Market Overview: Crude Oil Futures
The Crude Oil bulls need follow-through buying following this week’s breakout above the bear trend line. They also need to create a breakout above the expanding triangle top. The bears want a reversal from a lower high major trend reversal, from a double top bear flag (May 29 and Jun 21) and from around the top of the broadening triangle.
Crude oil futures
The Weekly crude oil chart
- This week’s candlestick on the weekly Crude Oil chart was a consecutive bull bar closing in its upper half with a prominent tail above.
- Last week, we said that traders will see if the bulls can create a follow-through bull bar, even if it is only a bull doji.
- The bulls managed to create follow-through buying breaking above the bear trend line.

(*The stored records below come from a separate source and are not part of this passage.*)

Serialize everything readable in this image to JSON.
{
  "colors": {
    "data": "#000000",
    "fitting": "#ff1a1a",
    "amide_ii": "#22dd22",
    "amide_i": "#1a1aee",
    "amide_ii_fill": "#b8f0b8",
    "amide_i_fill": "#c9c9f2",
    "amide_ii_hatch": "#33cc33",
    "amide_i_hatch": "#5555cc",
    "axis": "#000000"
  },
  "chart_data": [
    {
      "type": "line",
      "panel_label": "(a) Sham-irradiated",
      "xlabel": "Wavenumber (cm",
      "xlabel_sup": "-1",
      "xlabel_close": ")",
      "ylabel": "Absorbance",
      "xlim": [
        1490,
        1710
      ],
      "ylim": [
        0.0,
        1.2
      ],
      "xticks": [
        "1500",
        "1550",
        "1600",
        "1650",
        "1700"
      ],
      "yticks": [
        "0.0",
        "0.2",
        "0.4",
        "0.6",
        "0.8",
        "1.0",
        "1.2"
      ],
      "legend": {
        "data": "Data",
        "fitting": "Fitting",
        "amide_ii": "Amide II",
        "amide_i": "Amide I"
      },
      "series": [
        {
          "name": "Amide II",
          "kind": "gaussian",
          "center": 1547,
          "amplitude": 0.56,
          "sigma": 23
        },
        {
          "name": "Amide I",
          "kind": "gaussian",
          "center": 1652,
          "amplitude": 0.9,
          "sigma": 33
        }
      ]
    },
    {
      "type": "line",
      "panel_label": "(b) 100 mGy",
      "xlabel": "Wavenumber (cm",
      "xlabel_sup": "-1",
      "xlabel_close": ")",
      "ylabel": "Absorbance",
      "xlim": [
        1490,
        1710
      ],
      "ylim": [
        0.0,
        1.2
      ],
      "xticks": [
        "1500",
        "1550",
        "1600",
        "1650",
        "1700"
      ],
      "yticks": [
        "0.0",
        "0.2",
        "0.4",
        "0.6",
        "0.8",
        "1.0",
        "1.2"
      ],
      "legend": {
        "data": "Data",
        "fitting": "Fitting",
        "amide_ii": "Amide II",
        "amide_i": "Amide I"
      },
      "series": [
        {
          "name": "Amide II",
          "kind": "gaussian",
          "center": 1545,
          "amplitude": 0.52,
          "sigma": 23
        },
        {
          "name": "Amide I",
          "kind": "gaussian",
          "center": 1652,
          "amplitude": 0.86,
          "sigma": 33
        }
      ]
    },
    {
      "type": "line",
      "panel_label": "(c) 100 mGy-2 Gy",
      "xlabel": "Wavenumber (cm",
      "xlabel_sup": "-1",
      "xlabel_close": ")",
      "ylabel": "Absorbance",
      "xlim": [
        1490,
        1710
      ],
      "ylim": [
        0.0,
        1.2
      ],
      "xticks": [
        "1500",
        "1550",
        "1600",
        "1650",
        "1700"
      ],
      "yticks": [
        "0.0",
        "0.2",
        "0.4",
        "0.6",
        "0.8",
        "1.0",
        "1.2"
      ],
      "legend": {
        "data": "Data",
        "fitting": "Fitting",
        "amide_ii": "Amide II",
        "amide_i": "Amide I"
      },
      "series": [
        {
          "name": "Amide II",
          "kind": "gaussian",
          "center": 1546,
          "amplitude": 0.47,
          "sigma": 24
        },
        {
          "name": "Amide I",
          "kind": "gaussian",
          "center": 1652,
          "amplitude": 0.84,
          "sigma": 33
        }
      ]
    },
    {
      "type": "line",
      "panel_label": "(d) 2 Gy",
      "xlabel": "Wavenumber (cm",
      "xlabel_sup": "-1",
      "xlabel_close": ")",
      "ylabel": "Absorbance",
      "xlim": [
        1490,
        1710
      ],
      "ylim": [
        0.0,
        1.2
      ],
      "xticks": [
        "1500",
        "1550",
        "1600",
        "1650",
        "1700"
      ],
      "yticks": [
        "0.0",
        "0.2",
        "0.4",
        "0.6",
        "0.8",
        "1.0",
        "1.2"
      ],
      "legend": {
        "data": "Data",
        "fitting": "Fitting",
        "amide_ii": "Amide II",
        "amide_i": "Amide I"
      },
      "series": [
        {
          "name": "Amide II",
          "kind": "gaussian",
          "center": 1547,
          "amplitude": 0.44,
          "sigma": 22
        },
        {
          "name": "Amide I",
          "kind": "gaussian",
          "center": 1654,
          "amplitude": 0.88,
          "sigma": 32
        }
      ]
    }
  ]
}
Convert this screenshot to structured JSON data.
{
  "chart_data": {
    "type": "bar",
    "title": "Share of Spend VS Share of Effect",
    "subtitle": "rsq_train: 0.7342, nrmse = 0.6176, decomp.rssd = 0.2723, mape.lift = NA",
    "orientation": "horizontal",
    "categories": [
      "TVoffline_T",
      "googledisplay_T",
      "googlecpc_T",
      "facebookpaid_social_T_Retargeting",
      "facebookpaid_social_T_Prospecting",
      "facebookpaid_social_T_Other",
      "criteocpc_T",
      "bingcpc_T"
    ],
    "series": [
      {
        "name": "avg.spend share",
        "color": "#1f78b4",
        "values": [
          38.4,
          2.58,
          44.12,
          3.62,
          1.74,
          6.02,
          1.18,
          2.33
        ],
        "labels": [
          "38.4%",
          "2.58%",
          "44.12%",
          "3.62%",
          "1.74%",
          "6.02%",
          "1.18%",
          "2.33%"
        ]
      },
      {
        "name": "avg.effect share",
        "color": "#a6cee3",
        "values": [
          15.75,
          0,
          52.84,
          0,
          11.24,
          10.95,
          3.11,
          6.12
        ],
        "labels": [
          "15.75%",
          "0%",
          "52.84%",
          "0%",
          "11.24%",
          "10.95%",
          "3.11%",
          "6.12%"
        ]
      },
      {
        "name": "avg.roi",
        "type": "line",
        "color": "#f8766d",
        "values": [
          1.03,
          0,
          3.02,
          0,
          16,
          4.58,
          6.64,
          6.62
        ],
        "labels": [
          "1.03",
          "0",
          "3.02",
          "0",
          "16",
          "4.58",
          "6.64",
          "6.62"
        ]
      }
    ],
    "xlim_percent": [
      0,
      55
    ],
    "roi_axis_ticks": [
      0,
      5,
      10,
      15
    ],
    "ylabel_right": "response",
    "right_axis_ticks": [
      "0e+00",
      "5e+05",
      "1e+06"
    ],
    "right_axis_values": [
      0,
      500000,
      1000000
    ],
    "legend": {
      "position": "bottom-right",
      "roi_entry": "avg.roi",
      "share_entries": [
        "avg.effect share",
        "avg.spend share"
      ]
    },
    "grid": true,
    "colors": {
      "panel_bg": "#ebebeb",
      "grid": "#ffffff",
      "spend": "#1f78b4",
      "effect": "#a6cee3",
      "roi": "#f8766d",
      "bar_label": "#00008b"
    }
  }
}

- They want a retest of the April 12 high after the recent pullback (Jun 4) and the bull trend line to act as support.
- They got a reversal from a wedge (Apr 22, May 8, and June 4) and a higher low major trend reversal.
- They hope to get a breakout above the broadening triangle.
- If there is a pullback, the bulls want the 20-week EMA to act as support.
- The bulls need to create a follow-through bull bar following this week’s breakout above the bear trend line.
- The bears got 3 pushes lower forming a wedge (Apr 22, May 8, and June 4).
- They see the last two weeks as a pullback and want the market to reverse back below the 20-week EMA.
- They want a reversal from a lower high major trend reversal, from a double top bear flag (May 29 and Jun 21) and from around the top of the broadening triangle.
- They hope to get a retest of the June 4 low, even if it forms a higher low.
- Since this week’s candlestick is a bull bar closing in its upper half, it is a buy signal bar for next week (prominent tail above). It is not a strong sell signal bar.
- The market may still trade at least a little higher.
- Traders will see if the bulls can create another follow-through bull bar next week (preferably breaking above the broadening triangle).
- If the bulls can create follow-through buying, especially one trading far above the broadening triangle, the odds of a retest of the April highs will increase.
- Or will the market trade slightly higher but stall and close with a long tail above or with a bear body?
- The market is trading around the middle of the large trading range. It is an area of balance.
- The market is in a large trading range (Trading range high: September 29, Trading range low: May 4).
- Traders will BLSH (Buy Low, Sell High) until there is a breakout from either direction with sustained follow-through buying/selling.
- Poor follow-through and reversals are hallmarks of a trading range.
- Sidenote: The prospect of a broadening war in the Middle East can cause volatility in energy prices.
The Daily crude oil chart
- The market traded sideways to up for the week with a small pullback on Friday.
- Last week, we said that traders would see if the bulls can create consecutive bull bars trading far above the 20-day EMA and the bear trend line. Or will the market stall (around the bear trend line area or the 20-day EMA again) and reverse lower?
- The bulls got a strong breakout trading far above the 20-day EMA and the bear trend line.
- They see the move down to June 4 simply as a deep pullback.
- They got a reversal from a wedge bull flag (Apr 18, May 8, and Jun 4) and a higher low major trend reversal.
- The move up since June 4 is in a tight bull channel and the bulls have a 6-bar bull micro channel. That means persistent buying.
- The bulls need to create a breakout above the expanding triangle with follow-through buying to increase the odds of a retest of the April high.
- If there is a pullback, the bulls want the 20-day EMA to act as support.
- The bear got a three-legged pullback (therefore a wedge – Apr 18, May 8, and Jun 4) trading below the 20-day EMA.
- They see the move from June 4 simply as a deep pullback.
- They want the market to stall around the current levels (around the expanding triangle high) followed by a retest of the June 4 low.
- They want a reversal from a double top bear flag (May 29 and Jun 21) and a lower high.
- The problem with the bear’s case is that the move up since June 4 is very strong.
- They need to create consecutive bear bars closing near their lows to indicate that they are back in control.
- So far, the market is trading slightly above the middle of the trading range which is an area of balance and a magnet.
- The move up from June 4 is in a tight bull channel with strong bull bars closing near their highs.
- The odds slightly favor the market to still be in the sideways-to-up phase still and favor at least a small second leg sideways-to-up after a small pullback.
- If a pullback begins, traders will see the strength of the pullback.
- If it is weak and shallow, holding above the middle of the trading range and the 20-day EMA, the odds of a retest of the current leg extreme (now Jun 21 high) will increase.
- Poor follow-through and reversals are hallmarks of a trading range.
- Sidenote: The prospect of a broadening war in the Middle East can cause volatility in energy prices.